Kerouac construyó su leyenda de escritor vagabundo a partir de las notas que solía tomar en sus viajes y que luego tipeaba en casa de su madre, a la que siempre volvía luego de sus andanzas. De esas notas salieron sus novelas y también artículos que empezó a publicar a fines de los ‘50, cuando revistas como Playboy, Esquire y Holiday, entre otras, llegaron a pagarle hasta dos mil dólares por colaboración (una fortuna para la época). Viajero solitario es una recopilación de varios de estos últimos, seguramente reescritos y con algún título cambiado, y de otras notas inéditas.
El resultado es un libro-rizoma, al que se puede entrar y salir desde múltiples puntos y donde la velocidad de fuga se intensifica y dispara las conexiones hacia escenas de la noche beat de Nueva York, desde Ginsberg, Corso y Coltrane hasta los linyeras roñosos que toman la sopa sin hablar con nadie. Revelaciones en la montaña después de ver excrementos de oso alrededor de la cabaña y de sesenta y tres ocasos desde un puesto de guardabosques. Viajes en tren, a dedo y a pie por Francia y hacia Tánger en un carguero yugoeslavo que salía del puerto de Brooklin. Una sangrienta corrida de toros en México, historias de fogoneros y guardafrenos del ferrocarril en California, personajes de otros tiempos en los que era posible mandar por correo un revólver oculto dentro de un libro que había sido cortado, ahuecado y envuelto herméticamente en papel madera. La aventura y el sufrimiento, la ilusión y el desencanto del peregrino católico-budista, el santo bebedor que sigue siempre su camino.
¿Hay que viajar (vivir) para contarlo? Sí, pero viajar tiene sentido porque habrá invención de una lengua que lo cuente. Dice Kerouac al mirar las estrellas cada noche en la cima de esa montaña en la revelación que lo llevaría luego a Los vagabundos del Dharma: “Las estrellas son palabras”, y agrega que así sucede en todo el mundo, y poco importa si uno está en una pieza colmada de ideas o en una Vía Láctea infinita de montañas y estrellas.
O sea: Kerouac puede presentar su vida como un “deambular sin dirección”, pero el rumbo se mantendría firme bajo esa estrella que lo guiaba en su lucha por convertirse en escritor. Convencido de que su deambular recibiría recompensa, reconocimiento, protección social, aspiraba no solo vivir de sus textos, sino a ser recordado por su renovación en las letras gracias a esa “prosa espontánea”, que en verdad era espontánea en la primera versión, pero que demandaba reescritura. Una prosa cuya meta sería la poesía, la “descripción natural”. Algo que acontece más allá de la díada ficción-no ficción.
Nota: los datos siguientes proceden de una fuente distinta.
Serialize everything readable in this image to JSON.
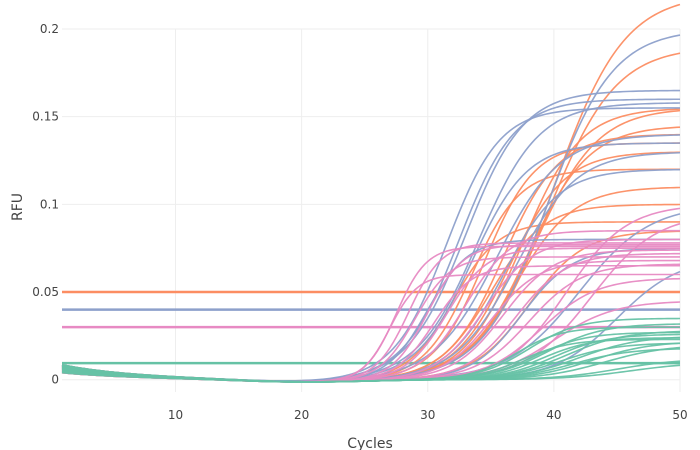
{
  "chart_data": {
    "type": "line",
    "title": "",
    "xlabel": "Cycles",
    "ylabel": "RFU",
    "xlim": [
      1,
      50
    ],
    "ylim": [
      -0.007,
      0.2
    ],
    "x_ticks": [
      10,
      20,
      30,
      40,
      50
    ],
    "x_tick_labels": [
      "10",
      "20",
      "30",
      "40",
      "50"
    ],
    "y_ticks": [
      0,
      0.05,
      0.1,
      0.15,
      0.2
    ],
    "y_tick_labels": [
      "0",
      "0.05",
      "0.1",
      "0.15",
      "0.2"
    ],
    "grid": true,
    "legend": "none",
    "colors": {
      "orange": "#fc8d62",
      "blue": "#8da0cb",
      "pink": "#e78ac3",
      "green": "#66c2a5"
    },
    "thresholds": [
      {
        "color": "orange",
        "y": 0.05
      },
      {
        "color": "blue",
        "y": 0.04
      },
      {
        "color": "pink",
        "y": 0.03
      },
      {
        "color": "green",
        "y": 0.0095
      }
    ],
    "amplification_model": "baseline + plateau / (1 + exp(-(cycle - midpoint) / slope))",
    "curves": [
      {
        "color": "orange",
        "plateau": 0.22,
        "midpoint": 40.0,
        "slope": 2.8,
        "baseline": 0.0
      },
      {
        "color": "orange",
        "plateau": 0.19,
        "midpoint": 39.5,
        "slope": 2.7,
        "baseline": 0.0
      },
      {
        "color": "orange",
        "plateau": 0.155,
        "midpoint": 37.5,
        "slope": 2.3,
        "baseline": 0.0
      },
      {
        "color": "orange",
        "plateau": 0.155,
        "midpoint": 38.5,
        "slope": 2.5,
        "baseline": 0.0
      },
      {
        "color": "orange",
        "plateau": 0.145,
        "midpoint": 38.0,
        "slope": 2.4,
        "baseline": 0.0
      },
      {
        "color": "orange",
        "plateau": 0.14,
        "midpoint": 36.0,
        "slope": 2.2,
        "baseline": 0.0
      },
      {
        "color": "orange",
        "plateau": 0.135,
        "midpoint": 34.5,
        "slope": 2.0,
        "baseline": 0.0
      },
      {
        "color": "orange",
        "plateau": 0.13,
        "midpoint": 36.5,
        "slope": 2.2,
        "baseline": 0.0
      },
      {
        "color": "orange",
        "plateau": 0.12,
        "midpoint": 33.5,
        "slope": 1.9,
        "baseline": 0.0
      },
      {
        "color": "orange",
        "plateau": 0.11,
        "midpoint": 37.0,
        "slope": 2.3,
        "baseline": 0.0
      },
      {
        "color": "orange",
        "plateau": 0.1,
        "midpoint": 35.0,
        "slope": 2.1,
        "baseline": 0.0
      },
      {
        "color": "orange",
        "plateau": 0.09,
        "midpoint": 32.0,
        "slope": 1.8,
        "baseline": 0.0
      },
      {
        "color": "orange",
        "plateau": 0.085,
        "midpoint": 38.0,
        "slope": 2.2,
        "baseline": 0.0
      },
      {
        "color": "blue",
        "plateau": 0.2,
        "midpoint": 39.5,
        "slope": 2.6,
        "baseline": 0.0
      },
      {
        "color": "blue",
        "plateau": 0.165,
        "midpoint": 33.0,
        "slope": 2.3,
        "baseline": 0.0
      },
      {
        "color": "blue",
        "plateau": 0.16,
        "midpoint": 32.5,
        "slope": 2.2,
        "baseline": 0.0
      },
      {
        "color": "blue",
        "plateau": 0.158,
        "midpoint": 34.0,
        "slope": 2.4,
        "baseline": 0.0
      },
      {
        "color": "blue",
        "plateau": 0.155,
        "midpoint": 31.5,
        "slope": 2.1,
        "baseline": 0.0
      },
      {
        "color": "blue",
        "plateau": 0.14,
        "midpoint": 35.5,
        "slope": 2.5,
        "baseline": 0.0
      },
      {
        "color": "blue",
        "plateau": 0.135,
        "midpoint": 33.5,
        "slope": 2.2,
        "baseline": 0.0
      },
      {
        "color": "blue",
        "plateau": 0.13,
        "midpoint": 37.0,
        "slope": 2.4,
        "baseline": 0.0
      },
      {
        "color": "blue",
        "plateau": 0.12,
        "midpoint": 36.0,
        "slope": 2.2,
        "baseline": 0.0
      },
      {
        "color": "blue",
        "plateau": 0.1,
        "midpoint": 42.0,
        "slope": 2.8,
        "baseline": 0.0
      },
      {
        "color": "blue",
        "plateau": 0.08,
        "midpoint": 30.0,
        "slope": 1.6,
        "baseline": 0.0
      },
      {
        "color": "blue",
        "plateau": 0.075,
        "midpoint": 37.5,
        "slope": 2.0,
        "baseline": 0.0
      },
      {
        "color": "blue",
        "plateau": 0.07,
        "midpoint": 45.0,
        "slope": 2.5,
        "baseline": 0.0
      },
      {
        "color": "pink",
        "plateau": 0.1,
        "midpoint": 41.0,
        "slope": 2.4,
        "baseline": 0.0
      },
      {
        "color": "pink",
        "plateau": 0.095,
        "midpoint": 43.0,
        "slope": 2.6,
        "baseline": 0.0
      },
      {
        "color": "pink",
        "plateau": 0.085,
        "midpoint": 33.0,
        "slope": 1.8,
        "baseline": 0.0
      },
      {
        "color": "pink",
        "plateau": 0.08,
        "midpoint": 34.5,
        "slope": 1.9,
        "baseline": 0.0
      },
      {
        "color": "pink",
        "plateau": 0.078,
        "midpoint": 28.5,
        "slope": 1.3,
        "baseline": 0.0
      },
      {
        "color": "pink",
        "plateau": 0.077,
        "midpoint": 30.0,
        "slope": 1.4,
        "baseline": 0.0
      },
      {
        "color": "pink",
        "plateau": 0.076,
        "midpoint": 27.5,
        "slope": 1.2,
        "baseline": 0.0
      },
      {
        "color": "pink",
        "plateau": 0.075,
        "midpoint": 31.5,
        "slope": 1.6,
        "baseline": 0.0
      },
      {
        "color": "pink",
        "plateau": 0.074,
        "midpoint": 36.0,
        "slope": 2.0,
        "baseline": 0.0
      },
      {
        "color": "pink",
        "plateau": 0.072,
        "midpoint": 37.0,
        "slope": 2.0,
        "baseline": 0.0
      },
      {
        "color": "pink",
        "plateau": 0.07,
        "midpoint": 29.0,
        "slope": 1.4,
        "baseline": 0.0
      },
      {
        "color": "pink",
        "plateau": 0.068,
        "midpoint": 35.0,
        "slope": 1.9,
        "baseline": 0.0
      },
      {
        "color": "pink",
        "plateau": 0.066,
        "midpoint": 38.0,
        "slope": 2.1,
        "baseline": 0.0
      },
      {
        "color": "pink",
        "plateau": 0.065,
        "midpoint": 30.5,
        "slope": 1.5,
        "baseline": 0.0
      },
      {
        "color": "pink",
        "plateau": 0.06,
        "midpoint": 27.0,
        "slope": 1.1,
        "baseline": 0.0
      },
      {
        "color": "pink",
        "plateau": 0.058,
        "midpoint": 39.0,
        "slope": 2.2,
        "baseline": 0.0
      },
      {
        "color": "pink",
        "plateau": 0.045,
        "midpoint": 40.0,
        "slope": 2.4,
        "baseline": 0.0
      },
      {
        "color": "green",
        "plateau": 0.035,
        "midpoint": 38.0,
        "slope": 2.0,
        "baseline": 0.0
      },
      {
        "color": "green",
        "plateau": 0.032,
        "midpoint": 39.5,
        "slope": 2.2,
        "baseline": 0.0
      },
      {
        "color": "green",
        "plateau": 0.03,
        "midpoint": 37.0,
        "slope": 1.8,
        "baseline": 0.0
      },
      {
        "color": "green",
        "plateau": 0.028,
        "midpoint": 41.0,
        "slope": 2.3,
        "baseline": 0.0
      },
      {
        "color": "green",
        "plateau": 0.027,
        "midpoint": 38.5,
        "slope": 2.0,
        "baseline": 0.0
      },
      {
        "color": "green",
        "plateau": 0.026,
        "midpoint": 40.0,
        "slope": 2.1,
        "baseline": 0.0
      },
      {
        "color": "green",
        "plateau": 0.025,
        "midpoint": 42.0,
        "slope": 2.4,
        "baseline": 0.0
      },
      {
        "color": "green",
        "plateau": 0.024,
        "midpoint": 39.0,
        "slope": 2.0,
        "baseline": 0.0
      },
      {
        "color": "green",
        "plateau": 0.023,
        "midpoint": 37.5,
        "slope": 1.9,
        "baseline": 0.0
      },
      {
        "color": "green",
        "plateau": 0.022,
        "midpoint": 43.0,
        "slope": 2.4,
        "baseline": 0.0
      },
      {
        "color": "green",
        "plateau": 0.021,
        "midpoint": 40.5,
        "slope": 2.2,
        "baseline": 0.0
      },
      {
        "color": "green",
        "plateau": 0.02,
        "midpoint": 44.0,
        "slope": 2.5,
        "baseline": 0.0
      },
      {
        "color": "green",
        "plateau": 0.018,
        "midpoint": 41.5,
        "slope": 2.3,
        "baseline": 0.0
      },
      {
        "color": "green",
        "plateau": 0.012,
        "midpoint": 45.0,
        "slope": 2.5,
        "baseline": 0.0
      },
      {
        "color": "green",
        "plateau": 0.01,
        "midpoint": 46.0,
        "slope": 2.6,
        "baseline": 0.0
      }
    ]
  }
}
Hasta la enumeración caótica, figura de cronista, aquí es llevada al punto de cruce entre información y poesía, como poesía-crónica, captada con maestría por la traducción de Pablo Gianera al castellano rioplatense, sin exageración.
Pero despístese quien pretenda leer claves de la vida real de un tal Jean-Louis Lebris de Kerouac dentro de la “Presentación del autor” en la introducción del libro. Dice que a los 18 años “leyó la vida de Jack London” (¿puede leerse una vida?) y resolvió volverse un aventurero como ese vagabundo de las estrellas de quien tomó su pen name de pila: Jack. ¿Casado? “Naa” (pero lo estuvo tres veces, dos de ellas antes de escribir esto mismo). ¿Hijos? “No” (pero en su segundo matrimonio, que duró seis meses, sí tuvo una hija no deseada, Jan, a quien sólo pudo reconocer tras un examen de ADN). También reitera que escribió En el camino en tres semanas de tipeo en aquel legendario rollo de papel de teletipo, pero esa versión fue la tercera. No importa. Viajero solitario es uno de los mejores libros de Kerouac, entre Los subterráneos y En el camino. Quien lo lea no podrá dudar de la verdad que encierra su frase: “Siempre entendi que la escritura era mi deber en la tierra”.
Versión en borrador de lo que terminaría siendo la reseña de Viajero solitario (Caja Negra), publicada en la revista Los inrockuptibles de noviembre de 2013.